Right. Right. So yes. So the 262, it's -- right now, the patient population being addressed is in the post IO setting, so relapsed/refractory to IO versus the bempeg plus nivo combination that is really being developed in the first-line metastatic melanoma. So the -- I think -- so the thinking there is really in the first-line setting, we're trying to improve upon the standard of care, which is the nivolumab single agent build on top of that by introducing a combination doublet of bempeg plus nivolumab and really displacing nivo as standard care in that setting. Now after the patient who has failed IO therapy in the first-line setting, whether it be check inhibitor or PD-L1 plus a CTLA-4 combination, I think those are the patients being -- really being addressed with the 2 combinations that are currently in our REVEAL study. That's the 262 program. These 2 combinations are the 262 molecule, which is a toll-like receptor 7/8 in combination with bempeg, or the second combination is a triplet of 262 plus bempeg plus nivolumab. So that's a triple combination. And either combination is really designed to address a patient who have progressed on a checkpoint inhibitor in the first-line setting, whether the addition of a toll-like receptor agonist, which would ignite the innate immunity. Because, so far, I think if you think about whether you're talk about CTLA-4 or you're talking about a PD-L1 agent or you're talking about a bempeg agent, which is IL-2 targeting T cells, all of these are really trying to harness the body's adaptive immunity in the fight against cancer. And the 262 agent and any toll-like receptor agent is really going the other side, really try to trigger immune response -- trying to trigger adapting immunity through the activation of innate…

Operator

Operator

And that does conclude our question-and-answer session for today's conference. I'd now like to turn the call back over to Howard Robin for any closing remarks.

Howard Robin

Analyst

Well, thank you, everyone, for joining us today. And I'd like to first thank our incredible employees for their continued hard work and tireless efforts during these challenging times. Their dedication to advancing our clinical studies while keeping our business on track to make me especially proud.

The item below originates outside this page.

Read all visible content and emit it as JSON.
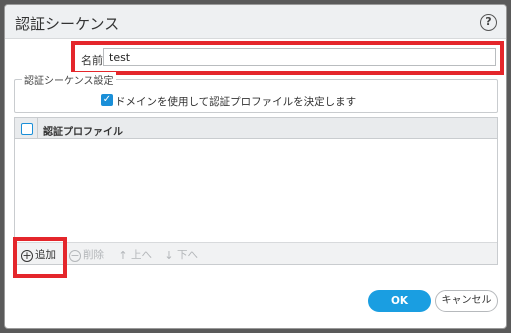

As I stated earlier, we're well positioned with a strong balance sheet, a maturing portfolio of immuno-oncology and immunology programs, and we thank our shareholders for their ongoing support and look forward to continuing to provide you with updates on our progress. And please join us at our analyst event on November 11. And lastly, we sincerely hope that you and your families stay safe and healthy throughout the coming months. So thank you very much for joining us today.

Operator

Operator

Ladies and gentlemen, this concludes today's conference. Thank you for your participation, and you may now disconnect. Everyone, have a wonderful day.